Traffic-light system for cesareans shows benefits
Issue 15: 11 Aug 2008
Source: European Journal of Obstetrics & Gynecology and Reproductive Biology 2008;in press
A trial of a novel "traffic-light" color-coding system for specifying the urgency of cesarean sections has been shown to significantly shorten the time from decision to delivery.
Specialists at centers in Pierre-Benite and Lyon, France, developed and tested the communication tool, which is intended for on-call obstetricians to use in order to convey the degree of urgency for cesarean section to the rest of the perinatal team.
In the three-color system, it was suggested that red should be used to indicate very urgent cases corresponding to life-threatening situations (to the mother or fetus) and warranting an ideal decision-to-delivery time (the time interval from the decision being made to perform a cesarean section, to the birth of the infant) of 15 minutes.
This covers seven situations: hemorrhage from placenta previa, placental abruption, umbilical cord prolapse, suspected uterine rupture, failure of operative vaginal delivery performed for abnormal fetal heart rhythm, acute fetal bradycardia without recovery, and maternal seizure related to eclampsia.
The orange code would refer to urgent cases, warranting an ideal decision-to-delivery interval of 30 minutes. It was suggested that this would include cases of operative vaginal delivery failure, and cases of persistent abnormal fetal heart rhythm.
The green code would be used for non-urgent cases, with an ideal decision-to-delivery interval of 60 minutes. This would include cesarean section performed due to failure to progress or due to abnormal presentation.
The developers intend that the on-call obstetrician would inform the perinatal team of the code (red, orange, or green) as soon as a cesarean is deemed necessary.
In a new paper due to be published in the European Journal of Obstetrics & Gynecology and Reproductive Biology, the researchers (Dupuis et al) report the findings of their trial of the system. They compared decision-to-delivery intervals in two 6-month periods: before and after introduction of the system. Relevant hospital staff were informed fully about the new scheme before it was introduced.
The study was confined to all emergency cesarean sections in the study periods: 96 cases in the first period (15 deemed very urgent, or red; and 81 deemed urgent, or orange) and 78 cases in the second period (14 deemed very urgent, or red; and 64 deemed urgent, or orange).
The overall mean decision-to-delivery interval before introduction of the code was found to be 39.6 minutes.
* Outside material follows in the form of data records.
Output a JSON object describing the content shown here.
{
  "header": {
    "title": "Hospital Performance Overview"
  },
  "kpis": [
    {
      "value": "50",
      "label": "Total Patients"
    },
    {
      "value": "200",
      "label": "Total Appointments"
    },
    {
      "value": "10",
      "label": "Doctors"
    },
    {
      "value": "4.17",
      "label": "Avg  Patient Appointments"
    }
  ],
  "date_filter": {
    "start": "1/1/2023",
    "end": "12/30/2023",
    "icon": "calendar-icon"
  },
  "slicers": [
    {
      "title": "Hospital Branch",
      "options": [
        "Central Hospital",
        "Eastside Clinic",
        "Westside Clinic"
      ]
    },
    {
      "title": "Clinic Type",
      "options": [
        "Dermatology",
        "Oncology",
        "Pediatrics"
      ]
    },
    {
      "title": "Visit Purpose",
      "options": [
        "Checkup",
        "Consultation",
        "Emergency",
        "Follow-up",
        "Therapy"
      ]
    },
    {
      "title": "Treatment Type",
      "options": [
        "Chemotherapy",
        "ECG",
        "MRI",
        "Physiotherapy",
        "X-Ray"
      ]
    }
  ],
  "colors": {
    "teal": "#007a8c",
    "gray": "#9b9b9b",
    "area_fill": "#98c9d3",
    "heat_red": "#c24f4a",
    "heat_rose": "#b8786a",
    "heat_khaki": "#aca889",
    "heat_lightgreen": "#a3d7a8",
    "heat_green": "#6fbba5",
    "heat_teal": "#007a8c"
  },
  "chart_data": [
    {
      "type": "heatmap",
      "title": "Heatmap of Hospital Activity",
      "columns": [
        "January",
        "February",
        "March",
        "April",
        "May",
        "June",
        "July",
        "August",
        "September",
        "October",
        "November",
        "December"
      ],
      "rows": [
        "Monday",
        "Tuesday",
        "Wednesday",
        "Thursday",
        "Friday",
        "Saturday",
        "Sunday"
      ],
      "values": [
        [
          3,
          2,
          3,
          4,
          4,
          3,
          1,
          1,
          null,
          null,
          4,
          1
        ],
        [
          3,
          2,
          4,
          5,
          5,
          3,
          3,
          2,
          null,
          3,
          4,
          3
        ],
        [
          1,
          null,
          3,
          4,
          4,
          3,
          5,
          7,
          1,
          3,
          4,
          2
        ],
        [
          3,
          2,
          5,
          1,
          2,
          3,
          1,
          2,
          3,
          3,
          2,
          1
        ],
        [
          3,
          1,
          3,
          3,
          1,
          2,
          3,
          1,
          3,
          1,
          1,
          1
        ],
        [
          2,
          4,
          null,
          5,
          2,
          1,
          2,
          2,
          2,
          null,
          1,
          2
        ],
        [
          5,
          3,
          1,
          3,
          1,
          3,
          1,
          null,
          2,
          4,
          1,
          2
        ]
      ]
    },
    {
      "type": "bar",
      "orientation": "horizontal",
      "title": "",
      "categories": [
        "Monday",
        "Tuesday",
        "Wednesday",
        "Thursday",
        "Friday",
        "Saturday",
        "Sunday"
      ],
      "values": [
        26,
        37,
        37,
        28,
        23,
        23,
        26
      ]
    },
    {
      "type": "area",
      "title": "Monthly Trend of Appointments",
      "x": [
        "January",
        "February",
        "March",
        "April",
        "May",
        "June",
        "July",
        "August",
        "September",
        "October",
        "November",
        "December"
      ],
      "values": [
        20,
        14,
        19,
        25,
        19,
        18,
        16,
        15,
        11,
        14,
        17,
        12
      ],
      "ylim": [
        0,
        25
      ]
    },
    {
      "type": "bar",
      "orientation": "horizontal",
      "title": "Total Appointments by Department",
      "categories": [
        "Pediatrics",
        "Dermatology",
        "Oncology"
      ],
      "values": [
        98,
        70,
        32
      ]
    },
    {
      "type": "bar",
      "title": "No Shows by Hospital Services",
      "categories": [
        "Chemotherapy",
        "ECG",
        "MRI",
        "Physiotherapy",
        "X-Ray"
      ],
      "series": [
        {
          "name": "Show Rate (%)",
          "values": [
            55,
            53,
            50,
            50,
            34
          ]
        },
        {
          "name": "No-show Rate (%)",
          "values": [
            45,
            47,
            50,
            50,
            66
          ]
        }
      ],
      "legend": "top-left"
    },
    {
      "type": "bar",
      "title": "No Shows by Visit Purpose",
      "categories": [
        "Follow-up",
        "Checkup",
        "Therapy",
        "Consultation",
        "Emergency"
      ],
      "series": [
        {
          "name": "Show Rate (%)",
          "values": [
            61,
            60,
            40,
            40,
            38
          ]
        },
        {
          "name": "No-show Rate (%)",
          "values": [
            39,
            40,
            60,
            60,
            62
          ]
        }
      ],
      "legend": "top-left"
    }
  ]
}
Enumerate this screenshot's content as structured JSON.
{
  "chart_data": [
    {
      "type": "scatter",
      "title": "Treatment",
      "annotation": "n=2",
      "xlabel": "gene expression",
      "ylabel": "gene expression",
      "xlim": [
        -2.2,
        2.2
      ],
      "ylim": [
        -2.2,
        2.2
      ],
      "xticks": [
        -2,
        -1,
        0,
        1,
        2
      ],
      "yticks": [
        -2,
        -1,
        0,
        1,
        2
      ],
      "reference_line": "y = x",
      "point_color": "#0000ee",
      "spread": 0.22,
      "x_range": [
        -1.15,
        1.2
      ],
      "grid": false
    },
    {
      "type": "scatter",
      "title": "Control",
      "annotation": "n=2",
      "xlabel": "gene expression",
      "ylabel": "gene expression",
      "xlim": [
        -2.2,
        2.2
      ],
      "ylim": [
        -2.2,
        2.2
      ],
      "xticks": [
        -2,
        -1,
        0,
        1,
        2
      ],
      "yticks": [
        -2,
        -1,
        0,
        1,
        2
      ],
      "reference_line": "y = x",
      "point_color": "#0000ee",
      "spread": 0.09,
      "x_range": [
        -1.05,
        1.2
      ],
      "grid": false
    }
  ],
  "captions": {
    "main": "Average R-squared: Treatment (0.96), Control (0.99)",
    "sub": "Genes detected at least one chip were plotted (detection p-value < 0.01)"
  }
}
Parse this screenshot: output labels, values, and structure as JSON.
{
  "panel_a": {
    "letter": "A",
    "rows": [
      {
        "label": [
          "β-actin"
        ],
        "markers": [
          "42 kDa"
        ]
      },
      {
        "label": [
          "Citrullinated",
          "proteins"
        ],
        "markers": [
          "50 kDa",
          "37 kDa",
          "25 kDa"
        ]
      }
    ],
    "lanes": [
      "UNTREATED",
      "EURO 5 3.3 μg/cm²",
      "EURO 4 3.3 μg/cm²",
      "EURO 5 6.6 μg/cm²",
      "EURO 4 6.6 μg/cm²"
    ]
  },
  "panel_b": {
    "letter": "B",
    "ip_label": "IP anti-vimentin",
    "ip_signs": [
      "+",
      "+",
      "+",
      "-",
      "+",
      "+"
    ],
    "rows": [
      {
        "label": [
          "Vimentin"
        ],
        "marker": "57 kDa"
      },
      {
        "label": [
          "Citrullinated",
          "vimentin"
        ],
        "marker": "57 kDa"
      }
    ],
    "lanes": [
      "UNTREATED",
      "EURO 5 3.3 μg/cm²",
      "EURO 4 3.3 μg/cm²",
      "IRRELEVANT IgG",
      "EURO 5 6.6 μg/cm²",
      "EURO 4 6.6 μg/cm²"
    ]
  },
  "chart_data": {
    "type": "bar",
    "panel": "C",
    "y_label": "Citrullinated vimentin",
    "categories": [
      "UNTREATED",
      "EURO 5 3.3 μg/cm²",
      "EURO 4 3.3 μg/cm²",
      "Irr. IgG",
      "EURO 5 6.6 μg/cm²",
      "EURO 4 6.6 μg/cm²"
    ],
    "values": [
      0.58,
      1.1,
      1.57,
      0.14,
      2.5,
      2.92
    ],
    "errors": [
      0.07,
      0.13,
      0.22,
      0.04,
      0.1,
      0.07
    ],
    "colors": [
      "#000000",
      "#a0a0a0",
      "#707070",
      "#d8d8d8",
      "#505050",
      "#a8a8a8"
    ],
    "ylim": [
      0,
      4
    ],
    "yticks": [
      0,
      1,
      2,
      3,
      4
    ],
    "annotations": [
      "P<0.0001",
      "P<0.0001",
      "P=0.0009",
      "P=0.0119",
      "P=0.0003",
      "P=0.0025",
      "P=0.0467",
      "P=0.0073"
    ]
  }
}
After introduction of the code this had been reduced significantly, to a mean of 31.7 minutes.
The mean decision-to-delivery interval for the very urgent (red) cases was reduced from 21.3 minutes to 19.1 minutes, while the mean decision-to-delivery interval for the urgent (orange) cases was reduced from 42.5 minutes to 34.4 minutes
Reductions were seen in the time from decision to operating theater, and in the time from incision to delivery. The period of preparation in-between, from the arrival of the patient in theater to the first incision, was the same before and after introduction of the code.
The researchers conclude that the study indicates that "use of the three-color code could significantly shorten the decision-to-delivery interval in emergency cesarean sections" by clearly communicating the degree of urgency within the perinatal team. Prospective studies are needed to investigate use of the system further, they add.